Я думаю, что причина в том, что климат в Петербурге очень неблагоприятный. Мы — город, в котором практически нет солнца. Поэтому наши организмы больше подвержены тяжелым случаям и летальным исходам, нежели в Москве и других городах, где климат лучше, чем у нас.
Мы чаще подвергаемся заболеваниям, которые поражают легкие, таким же образом, как поражает ковид, и не раз говорилось о том, что каждый петербуржец должен обязательно раз в день принимать витамин D. Хотя бы по одной таблетке.
— А ваш коллега профессор Боровков из Политеха говорил нам, что это связано с тем, что в Петербурге больше пенсионеров, чем в Москве. Столица более молодежная. Вы с ним согласны?
— Ну конечно. Возраст 65+ наиболее уязвимый. И у нас таких людей больше. Больше различных хронических заболеваний в этой возрастной группе. Больше всего болеет людей в возрасте 30–40–45 лет, а умирает в 65+.
Я считаю, что вот в этом причины, потому что наша лечебная служба очень высокого класса. Ведь к нам приезжали несколько комиссий, которые смотрели, почему у нас более высокая смертность. И они пришли к заключению, что наша лечебная служба работает очень хорошо.
— А вы видели последний отчет комиссии Минздрава? Там целый список претензий: нет единого центра принятия решений, рассинхронизация амбулаторного и стационарного звена, очереди из скорых…

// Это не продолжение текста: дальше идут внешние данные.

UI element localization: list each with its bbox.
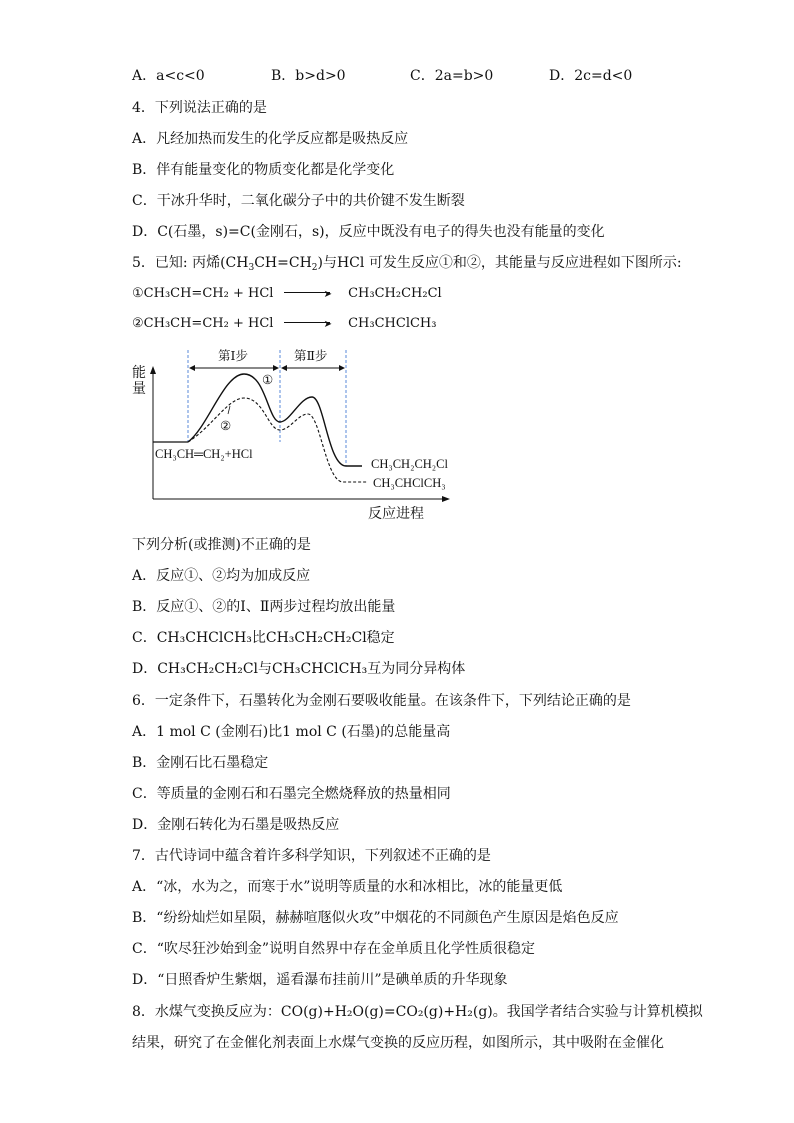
- y-axis-label-1: 能: [132, 366, 146, 381]
- q3-option-b: B．b>d>0: [271, 68, 346, 84]
- q4-stem: 4．下列说法正确的是: [132, 100, 267, 116]
- q6-stem: 6．一定条件下，石墨转化为金刚石要吸收能量。在该条件下，下列结论正确的是: [132, 693, 631, 709]
- q6-option-a: A．1 mol C (金刚石)比1 mol C (石墨)的总能量高: [132, 724, 451, 740]
- curve-1-label: ①: [262, 373, 274, 387]
- q5-option-a: A．反应①、②均为加成反应: [132, 568, 311, 584]
- y-axis-label-2: 量: [132, 382, 146, 397]
- q5-option-d: D．CH₃CH₂CH₂Cl与CH₃CHClCH₃互为同分异构体: [132, 661, 466, 677]
- curve-2: [188, 398, 368, 482]
- q5-reaction-1: ①CH₃CH=CH₂ + HCl ➤ CH₃CH₂CH₂Cl: [132, 286, 442, 301]
- q3-option-d: D．2c=d<0: [549, 68, 633, 84]
- q6-option-d: D．金刚石转化为石墨是吸热反应: [132, 817, 340, 833]
- q7-option-d: D．“日照香炉生紫烟，遥看瀑布挂前川”是碘单质的升华现象: [132, 972, 508, 988]
- step1-label: 第Ⅰ步: [218, 349, 248, 363]
- q5-stem: 5．已知: 丙烯$(CH_3CH=CH_2)$与HCl 可发生反应①和②，其能量与反应进程如下图所示:: [132, 255, 682, 273]
- reaction-arrow-icon: [284, 322, 330, 323]
- q3-option-c: C．2a=b>0: [410, 68, 494, 84]
- x-axis-label: 反应进程: [368, 507, 424, 522]
- q4-option-d: D．C(石墨，s)=C(金刚石，s)，反应中既没有电子的得失也没有能量的变化: [132, 224, 605, 240]
- product-2-label: CH₃CHClCH₃: [373, 476, 446, 490]
- energy-profile-diagram: [128, 342, 468, 524]
- product-1-label: CH₃CH₂CH₂Cl: [371, 457, 448, 471]
- q7-option-b: B．“纷纷灿烂如星陨，赫赫喧豗似火攻”中烟花的不同颜色产生原因是焰色反应: [132, 910, 619, 926]
- q5-ask: 下列分析(或推测)不正确的是: [132, 537, 311, 553]
- q8-line-2: 结果，研究了在金催化剂表面上水煤气变换的反应历程，如图所示，其中吸附在金催化: [132, 1035, 664, 1051]
- x-axis-arrow-icon: [442, 496, 450, 502]
- q6-option-c: C．等质量的金刚石和石墨完全燃烧释放的热量相同: [132, 786, 451, 802]
- q7-stem: 7．古代诗词中蕴含着许多科学知识，下列叙述不正确的是: [132, 848, 491, 864]
- q4-option-b: B．伴有能量变化的物质变化都是化学变化: [132, 162, 395, 178]
- y-axis-arrow-icon: [150, 366, 156, 374]
- q4-option-c: C．干冰升华时，二氧化碳分子中的共价键不发生断裂: [132, 193, 465, 209]
- q4-option-a: A．凡经加热而发生的化学反应都是吸热反应: [132, 131, 409, 147]
- reactant-label: CH₃CH═CH₂+HCl: [155, 447, 253, 461]
- q5-option-b: B．反应①、②的Ⅰ、Ⅱ两步过程均放出能量: [132, 599, 396, 615]
- q7-option-a: A．“冰，水为之，而寒于水”说明等质量的水和冰相比，冰的能量更低: [132, 879, 563, 895]
- q8-line-1: 8．水煤气变换反应为：CO(g)+H₂O(g)=CO₂(g)+H₂(g)。我国学者结合实验与计算机模拟: [132, 1004, 703, 1020]
- step2-label: 第Ⅱ步: [294, 349, 328, 363]
- reaction-arrow-icon: [284, 292, 330, 293]
- q5-reaction-2: ②CH₃CH=CH₂ + HCl ➤ CH₃CHClCH₃: [132, 316, 437, 331]
- q7-option-c: C．“吹尽狂沙始到金”说明自然界中存在金单质且化学性质很稳定: [132, 941, 536, 957]
- q3-option-a: A．a<c<0: [132, 68, 205, 84]
- q6-option-b: B．金刚石比石墨稳定: [132, 755, 269, 771]
- curve-2-label: ②: [220, 419, 232, 433]
- q5-option-c: C．CH₃CHClCH₃比CH₃CH₂CH₂Cl稳定: [132, 630, 395, 646]
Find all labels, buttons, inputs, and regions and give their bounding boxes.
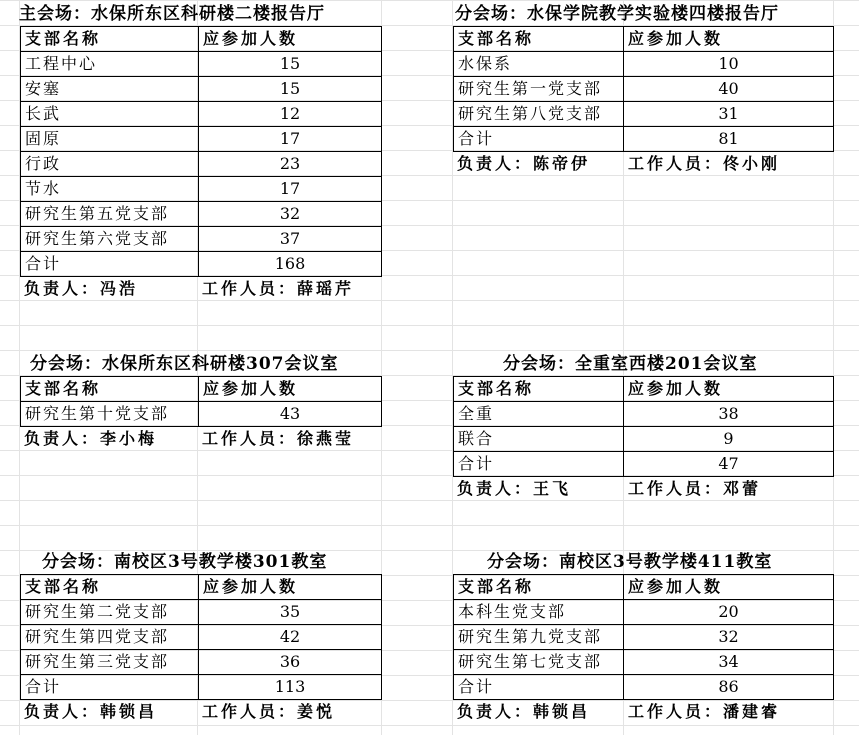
venue-title: 分会场：南校区3号教学楼411教室 bbox=[487, 552, 773, 572]
table-row bbox=[454, 650, 834, 675]
count-cell[interactable]: 38 bbox=[624, 402, 834, 427]
count-cell[interactable]: 15 bbox=[199, 77, 382, 102]
table-total-row bbox=[454, 127, 834, 152]
total-label-cell[interactable]: 合计 bbox=[21, 675, 199, 700]
branch-name-cell[interactable]: 全重 bbox=[454, 402, 624, 427]
count-cell[interactable]: 12 bbox=[199, 102, 382, 127]
staff-text[interactable]: 工作人员：潘建睿 bbox=[628, 702, 781, 721]
table-row bbox=[454, 625, 834, 650]
total-label-cell[interactable]: 合计 bbox=[454, 127, 624, 152]
branch-name-cell[interactable]: 水保系 bbox=[454, 52, 624, 77]
venue-title: 分会场：全重室西楼201会议室 bbox=[503, 354, 758, 374]
venue-title: 分会场：水保学院教学实验楼四楼报告厅 bbox=[455, 4, 779, 24]
total-count-cell[interactable]: 86 bbox=[624, 675, 834, 700]
branch-name-cell[interactable]: 安塞 bbox=[21, 77, 199, 102]
header-branch-name[interactable]: 支部名称 bbox=[454, 27, 624, 52]
header-branch-name[interactable]: 支部名称 bbox=[454, 575, 624, 600]
leader-text[interactable]: 负责人：陈帝伊 bbox=[457, 154, 591, 173]
count-cell[interactable]: 34 bbox=[624, 650, 834, 675]
table-row bbox=[21, 600, 382, 625]
branch-name-cell[interactable]: 研究生第一党支部 bbox=[454, 77, 624, 102]
total-count-cell[interactable]: 81 bbox=[624, 127, 834, 152]
table-row bbox=[21, 650, 382, 675]
table-row bbox=[454, 52, 834, 77]
table-row bbox=[21, 152, 382, 177]
attendance-table bbox=[20, 26, 382, 277]
leader-text[interactable]: 负责人：韩锁昌 bbox=[457, 702, 591, 721]
total-label-cell[interactable]: 合计 bbox=[454, 452, 624, 477]
table-row bbox=[454, 77, 834, 102]
count-cell[interactable]: 31 bbox=[624, 102, 834, 127]
branch-name-cell[interactable]: 研究生第三党支部 bbox=[21, 650, 199, 675]
total-label-cell[interactable]: 合计 bbox=[454, 675, 624, 700]
table-total-row bbox=[21, 252, 382, 277]
table-header-row bbox=[454, 575, 834, 600]
total-count-cell[interactable]: 47 bbox=[624, 452, 834, 477]
table-row bbox=[21, 77, 382, 102]
header-attendee-count[interactable]: 应参加人数 bbox=[624, 377, 834, 402]
branch-name-cell[interactable]: 研究生第十党支部 bbox=[21, 402, 199, 427]
count-cell[interactable]: 43 bbox=[199, 402, 382, 427]
table-header-row bbox=[21, 27, 382, 52]
total-label-cell[interactable]: 合计 bbox=[21, 252, 199, 277]
venue-title: 分会场：水保所东区科研楼307会议室 bbox=[30, 354, 339, 374]
table-row bbox=[21, 402, 382, 427]
attendance-table bbox=[453, 574, 834, 700]
table-row bbox=[21, 127, 382, 152]
table-header-row bbox=[21, 377, 382, 402]
header-branch-name[interactable]: 支部名称 bbox=[454, 377, 624, 402]
attendance-table bbox=[453, 26, 834, 152]
table-row bbox=[21, 177, 382, 202]
table-row bbox=[454, 600, 834, 625]
header-attendee-count[interactable]: 应参加人数 bbox=[624, 575, 834, 600]
leader-text[interactable]: 负责人：冯浩 bbox=[24, 279, 139, 298]
count-cell[interactable]: 36 bbox=[199, 650, 382, 675]
branch-name-cell[interactable]: 行政 bbox=[21, 152, 199, 177]
attendance-table bbox=[20, 574, 382, 700]
table-row bbox=[21, 625, 382, 650]
table-header-row bbox=[454, 27, 834, 52]
attendance-table bbox=[453, 376, 834, 477]
count-cell[interactable]: 9 bbox=[624, 427, 834, 452]
table-row bbox=[454, 427, 834, 452]
branch-name-cell[interactable]: 固原 bbox=[21, 127, 199, 152]
total-count-cell[interactable]: 168 bbox=[199, 252, 382, 277]
venue-title: 主会场：水保所东区科研楼二楼报告厅 bbox=[19, 4, 325, 24]
branch-name-cell[interactable]: 研究生第六党支部 bbox=[21, 227, 199, 252]
table-total-row bbox=[21, 675, 382, 700]
attendance-table bbox=[20, 376, 382, 427]
table-row bbox=[21, 227, 382, 252]
count-cell[interactable]: 40 bbox=[624, 77, 834, 102]
branch-name-cell[interactable]: 研究生第五党支部 bbox=[21, 202, 199, 227]
branch-name-cell[interactable]: 本科生党支部 bbox=[454, 600, 624, 625]
header-branch-name[interactable]: 支部名称 bbox=[21, 575, 199, 600]
count-cell[interactable]: 32 bbox=[199, 202, 382, 227]
staff-text[interactable]: 工作人员：薛瑶芹 bbox=[202, 279, 355, 298]
staff-text[interactable]: 工作人员：佟小刚 bbox=[628, 154, 781, 173]
leader-text[interactable]: 负责人：韩锁昌 bbox=[24, 702, 158, 721]
leader-text[interactable]: 负责人：王飞 bbox=[457, 479, 572, 498]
count-cell[interactable]: 32 bbox=[624, 625, 834, 650]
table-row bbox=[21, 102, 382, 127]
table-header-row bbox=[21, 575, 382, 600]
count-cell[interactable]: 23 bbox=[199, 152, 382, 177]
count-cell[interactable]: 42 bbox=[199, 625, 382, 650]
table-total-row bbox=[454, 675, 834, 700]
staff-text[interactable]: 工作人员：姜悦 bbox=[202, 702, 336, 721]
header-attendee-count[interactable]: 应参加人数 bbox=[199, 27, 382, 52]
table-row bbox=[21, 52, 382, 77]
count-cell[interactable]: 35 bbox=[199, 600, 382, 625]
table-header-row bbox=[454, 377, 834, 402]
branch-name-cell[interactable]: 长武 bbox=[21, 102, 199, 127]
header-branch-name[interactable]: 支部名称 bbox=[21, 27, 199, 52]
count-cell[interactable]: 10 bbox=[624, 52, 834, 77]
branch-name-cell[interactable]: 研究生第四党支部 bbox=[21, 625, 199, 650]
table-row bbox=[454, 402, 834, 427]
count-cell[interactable]: 37 bbox=[199, 227, 382, 252]
count-cell[interactable]: 20 bbox=[624, 600, 834, 625]
branch-name-cell[interactable]: 联合 bbox=[454, 427, 624, 452]
header-attendee-count[interactable]: 应参加人数 bbox=[199, 575, 382, 600]
staff-text[interactable]: 工作人员：邓蕾 bbox=[628, 479, 762, 498]
count-cell[interactable]: 15 bbox=[199, 52, 382, 77]
branch-name-cell[interactable]: 节水 bbox=[21, 177, 199, 202]
branch-name-cell[interactable]: 工程中心 bbox=[21, 52, 199, 77]
header-attendee-count[interactable]: 应参加人数 bbox=[199, 377, 382, 402]
branch-name-cell[interactable]: 研究生第八党支部 bbox=[454, 102, 624, 127]
staff-text[interactable]: 工作人员：徐燕莹 bbox=[202, 429, 355, 448]
table-total-row bbox=[454, 452, 834, 477]
branch-name-cell[interactable]: 研究生第九党支部 bbox=[454, 625, 624, 650]
branch-name-cell[interactable]: 研究生第二党支部 bbox=[21, 600, 199, 625]
table-row bbox=[21, 202, 382, 227]
count-cell[interactable]: 17 bbox=[199, 177, 382, 202]
total-count-cell[interactable]: 113 bbox=[199, 675, 382, 700]
table-row bbox=[454, 102, 834, 127]
header-attendee-count[interactable]: 应参加人数 bbox=[624, 27, 834, 52]
count-cell[interactable]: 17 bbox=[199, 127, 382, 152]
leader-text[interactable]: 负责人：李小梅 bbox=[24, 429, 158, 448]
venue-title: 分会场：南校区3号教学楼301教室 bbox=[42, 552, 328, 572]
branch-name-cell[interactable]: 研究生第七党支部 bbox=[454, 650, 624, 675]
header-branch-name[interactable]: 支部名称 bbox=[21, 377, 199, 402]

— Я присутствовала на совещании в администрации Петербурга, где председатель комитета по здравоохранению об этом говорил. И в Минздраве правы в этом отношении.
У нас не было слаженности между различными организациями нашего города. Машины скорой помощи очень часто поздно приезжали, была нехватка средств индивидуальной защиты… Петербургу в этом отношении нужно совершенствоваться. Поэтому я абсолютно согласна с тем, что было сказано в докладе. Эти организационные вопросы тоже сыграли роль.
— Началась ли сейчас «вторая волна»?
— Я считаю, что никакой «второй волны» нет. У нас просто продолжается эпидемия. Она затихла, но не было нуля, а сейчас она активизировалась.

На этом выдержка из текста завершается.